Frankly, this situation is bizarre. These forces cannot operate alongside one another since even the Leopard 2 nations operate different versions, some nearly thirty years old and received second hand! Such an army (if NATO can be so called) would need different sorts of ammunition, spare parts, often fuel and operate according to different requirements! Some nations still have Leopard 1’s designed in the 1960s!
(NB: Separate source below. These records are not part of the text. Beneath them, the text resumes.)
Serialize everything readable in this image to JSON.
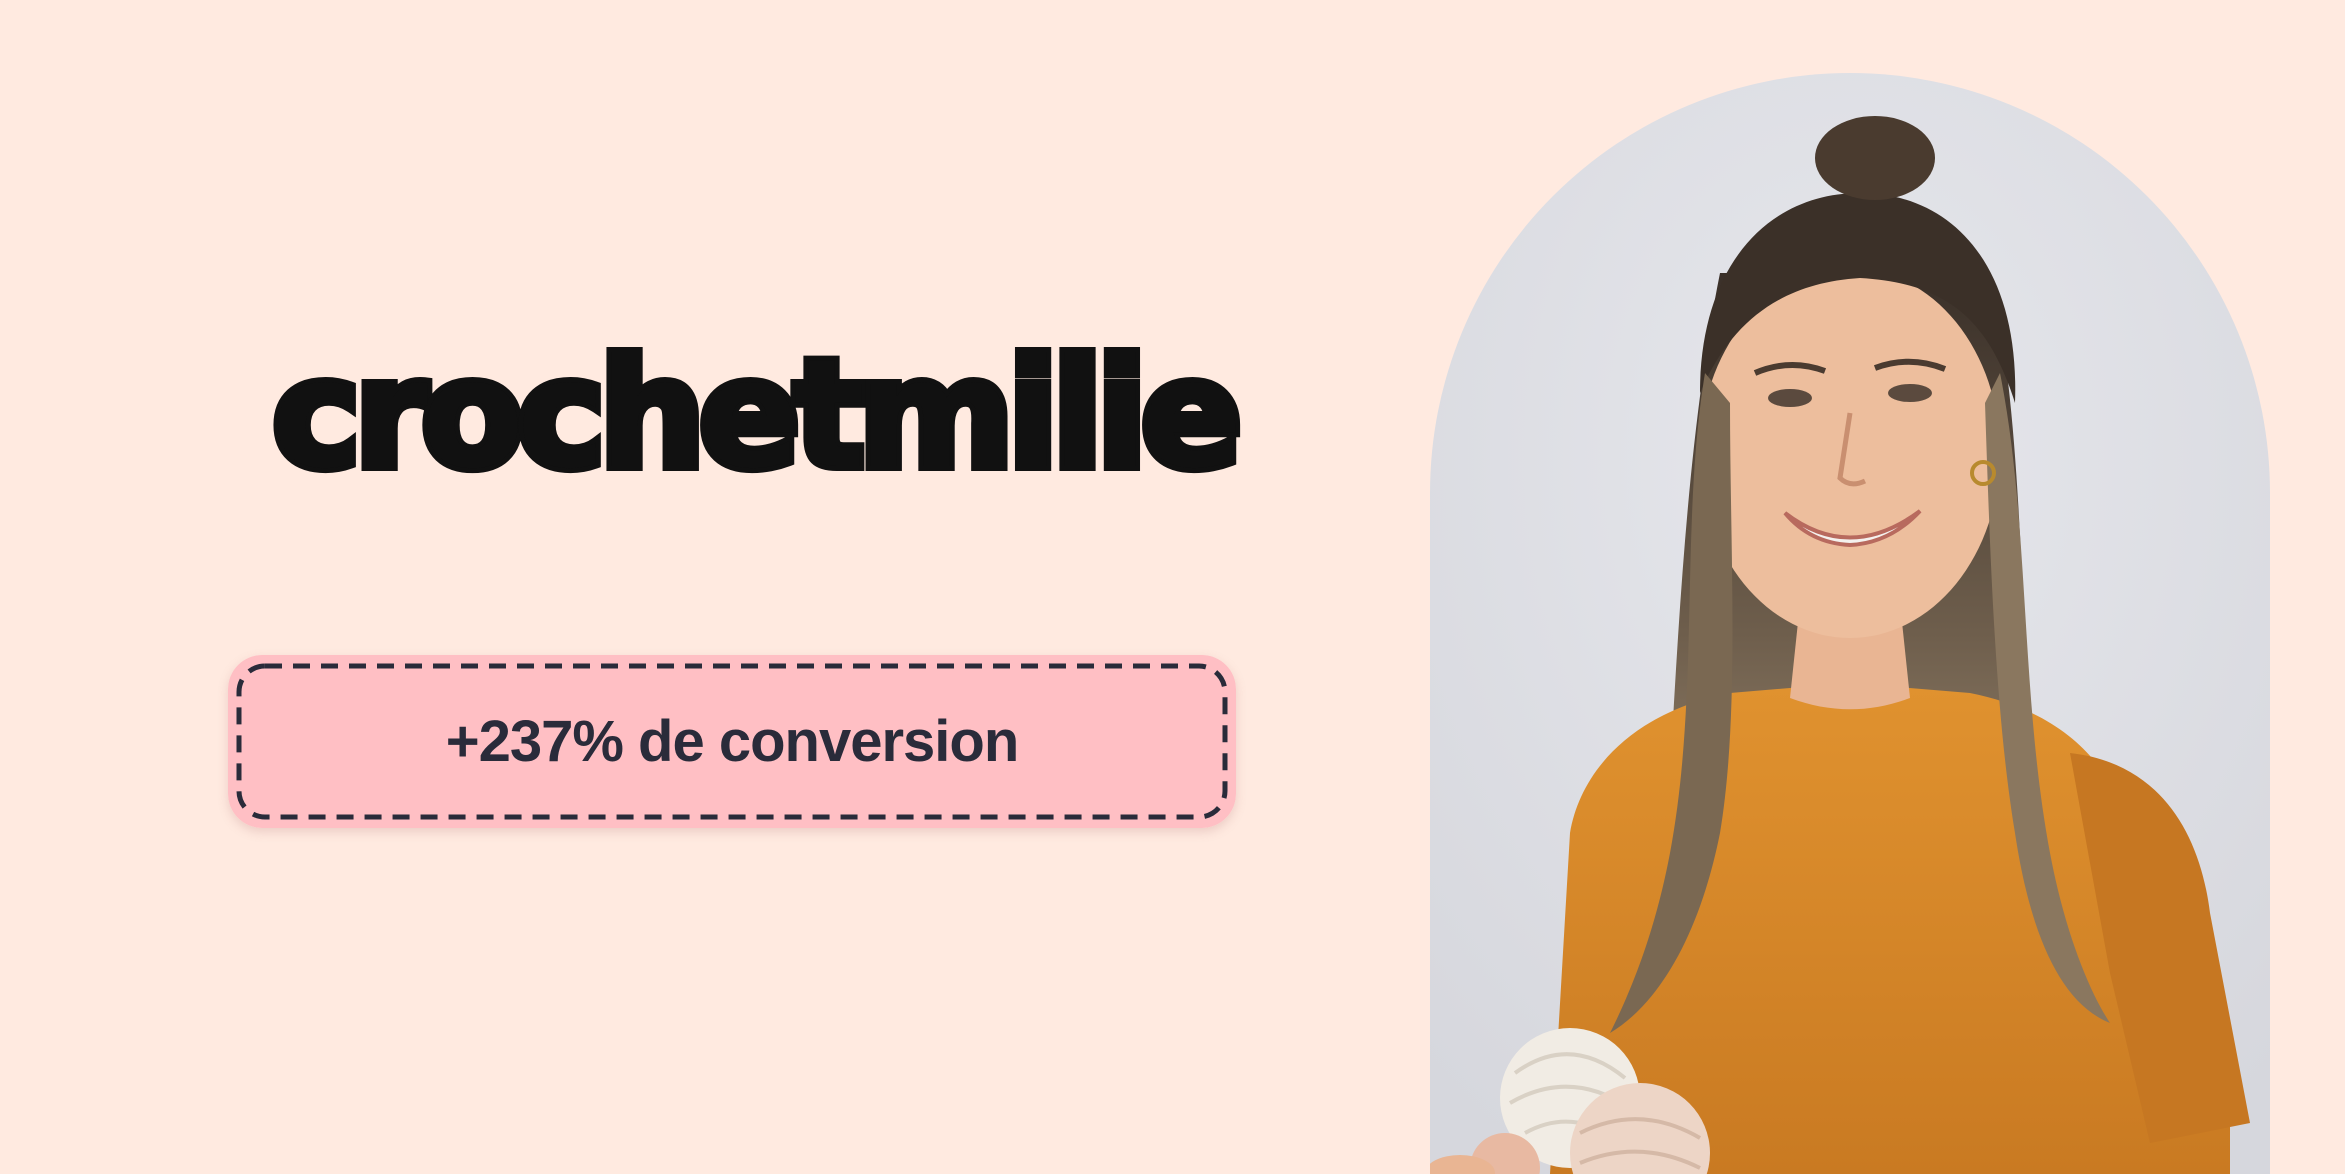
{
  "brand": {
    "name": "crochetmilie"
  },
  "badge": {
    "text": "+237% de conversion",
    "fill_color": "#FFBFC4",
    "border_color": "#2A2B3A"
  },
  "colors": {
    "background": "#FFEAE0",
    "logo": "#111111",
    "photo_backdrop": "#DCDDE3",
    "sweater": "#D98A2A"
  },
  "portrait": {
    "icon": "woman-holding-yarn-photo"
  }
}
So in all fields, national pride must be set apart, defence industries co-ordinated and single operating models of each type chosen to ensure a single supply of ammunition, spare parts, fuel and to thereby achieve real operational efficiency. Of course this would probably take twenty or thirty years but given that in the case of the Typhoon II (Eurofighter) it would be phased out by then, we in the West could be operating a single type of air superiority fighter, the possibilities for co-ordinated standards of training, single type replacement parts and industrial simplification would lend the West a real edge into the 21st Century.

What would be the political outcome for the West? Western armed forces, harmonised and unified could then project within the alliance, military force potentially to shape the world in a better, more progressive direction, present to the growing Russian threat in the East a real conventional deterrent against blackmail or force and finally, to truly grasp the ability to project force to prevent future Chinese imperial ambition. In sum, the true unification of the aims of NATO and the EU and the progressive West.